My earliest memory as an advocate was at age 5.  As the only deaf student in my school, I had to adapt quickly to my classroom when making new friends. Unlike most 5-year-olds, I taught my friends unique communication skills, such as making sure their lips were clearly visible and teaching them the sign language alphabet. Most of my friends loved learning a language that allowed them to communicate with me across the room. Those with the most interest in language often became fast friends that turned into forever friends during my formative school years.  

Those friendships from kindergarten and beyond helped shaped the course of my life. It set the standards as to how others would treat me. It was they who made sure I was not the last kid picked for a team. Later in life those would be the sorority sisters who had my back, lawyers who co-chaired cases with me, fellow mothers who shared the neighborhood news with me. Some of them were natural advocates. Others joined along the way. 

I was not a born advocate. I was fortunate to have been born to deaf parents and grow up in a bilingual household where both American Sign Language and English was used. Being deaf themselves, my parents navigated a world unfamiliar to the concept of equality and access. Advocacy was a frequent topic at our dinner table where we discussed challenging situations and the ways to respond. 

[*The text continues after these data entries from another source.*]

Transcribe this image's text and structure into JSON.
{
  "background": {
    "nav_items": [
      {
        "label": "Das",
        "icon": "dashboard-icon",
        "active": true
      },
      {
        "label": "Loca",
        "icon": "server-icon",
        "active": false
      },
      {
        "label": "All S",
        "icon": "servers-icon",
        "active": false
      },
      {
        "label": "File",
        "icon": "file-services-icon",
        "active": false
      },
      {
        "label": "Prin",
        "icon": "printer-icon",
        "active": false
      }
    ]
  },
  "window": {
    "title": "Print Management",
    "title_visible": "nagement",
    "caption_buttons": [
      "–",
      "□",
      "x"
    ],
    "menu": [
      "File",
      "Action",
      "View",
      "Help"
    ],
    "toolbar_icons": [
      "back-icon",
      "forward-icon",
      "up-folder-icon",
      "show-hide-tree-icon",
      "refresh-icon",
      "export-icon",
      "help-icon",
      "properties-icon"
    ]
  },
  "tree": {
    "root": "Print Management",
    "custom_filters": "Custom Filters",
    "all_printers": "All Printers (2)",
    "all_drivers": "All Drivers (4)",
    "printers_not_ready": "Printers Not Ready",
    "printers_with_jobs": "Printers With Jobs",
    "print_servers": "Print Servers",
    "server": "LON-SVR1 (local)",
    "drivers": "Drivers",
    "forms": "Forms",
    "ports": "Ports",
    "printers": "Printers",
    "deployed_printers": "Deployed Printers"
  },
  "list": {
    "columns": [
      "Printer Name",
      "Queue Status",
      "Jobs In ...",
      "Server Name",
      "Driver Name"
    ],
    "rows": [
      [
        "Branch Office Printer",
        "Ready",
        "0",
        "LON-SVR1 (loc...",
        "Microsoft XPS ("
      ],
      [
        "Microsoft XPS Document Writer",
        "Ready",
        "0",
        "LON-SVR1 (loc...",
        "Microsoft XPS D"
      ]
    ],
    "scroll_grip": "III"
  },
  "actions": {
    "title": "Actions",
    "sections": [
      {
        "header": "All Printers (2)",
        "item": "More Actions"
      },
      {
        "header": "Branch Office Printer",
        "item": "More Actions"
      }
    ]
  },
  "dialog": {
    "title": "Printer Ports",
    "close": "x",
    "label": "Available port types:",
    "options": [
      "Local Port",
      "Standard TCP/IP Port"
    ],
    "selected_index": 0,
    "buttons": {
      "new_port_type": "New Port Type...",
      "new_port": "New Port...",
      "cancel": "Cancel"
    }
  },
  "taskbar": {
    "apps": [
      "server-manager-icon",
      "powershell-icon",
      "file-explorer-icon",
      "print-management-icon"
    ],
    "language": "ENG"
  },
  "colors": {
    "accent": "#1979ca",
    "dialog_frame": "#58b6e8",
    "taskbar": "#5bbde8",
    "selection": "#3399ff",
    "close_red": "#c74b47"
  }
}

In seeking to improve their world, my parents became pioneers in the area of assistive technology. They co-founded a manufacturing company creating products that helped ensure important notifications were accessible to deaf and hard of hearing people such as the sound of a baby’s cry, doorbells, phone rings and fire alarms. Their groundbreaking work led to a more accessible world in the travel and lodging industry for millions of deaf and hard of hearing travelers.

Building this business from the ground up without communication access such as sign language interpreters required a certain level of determination and advocacy skills.  After all, it was those advocacy skills that was used to convince the travel industry to provide access well before there was any legal requirement to do so. My parents also had certain expectations of their children.  I was to assert my place whether it was in the classroom, on the playground, on the cheerleading squad or on the job. My parents paved my path to advocacy, eventually leading me to enroll at the University of Texas at Austin for my business and law degrees, where I became the first deaf student to graduate from the University of Texas law school. 

Upon graduation, I became a civil rights attorney specializing in special education to help others who were fighting for equal access to education. As I was beginning my career, the Americans with Disabilities Act (ADA) had just been implemented. This created the perfect opportunity to help define access for the deaf and disability communities. Although this pursuit came with risk, I took on cases without any precedent. The stories were just too compelling.  There were stories after stories of people being denied basic access to things that every American took for granted. We wanted equal access to jobs, to American pastimes such as amusement parks, and emergency services, to name a few. 

Flashback: After my law school graduation at the University of Texas at Austin.

Being one of only 40 deaf lawyers in the country at that time, there were only a few of us who could help craft implementation of the new law for our communities. There were plenty of unknowns; the reaction of private companies and public entities being asked to create equal access, how those cases would be resolved by judges and juries and how the public would react. On the bright side, things couldn’t get worse, as we were starting with nothing.

It has been 29 years since the ADA was signed into law, and there is still much left to be accomplished. Case after case proves that this country is still not ready for full equality.  We are still advocating individual by individual, classroom by classroom, workplace by workplace, all dependent on individuals who design and manage those institutions. 

However, change is occurring. Due to the collective efforts of advocates, the concept of access has gone mainstream. Major institutions of media, sports, technology and fashion have begun to lend their voices to the fight, creating powerful ripple effects. As we begin to see universal design in technology and authentic representation in television and film and fashion, change is giving way to a more inclusive world.  But it can’t stop here. There are people all around the world waiting to speak, to stand, to fight, and need the same encouragement I had early on.

Just as my kindergarten buddies made sure I was not left behind, those ripple effects have the power to allow all of us to become the best version of our advocacy selves.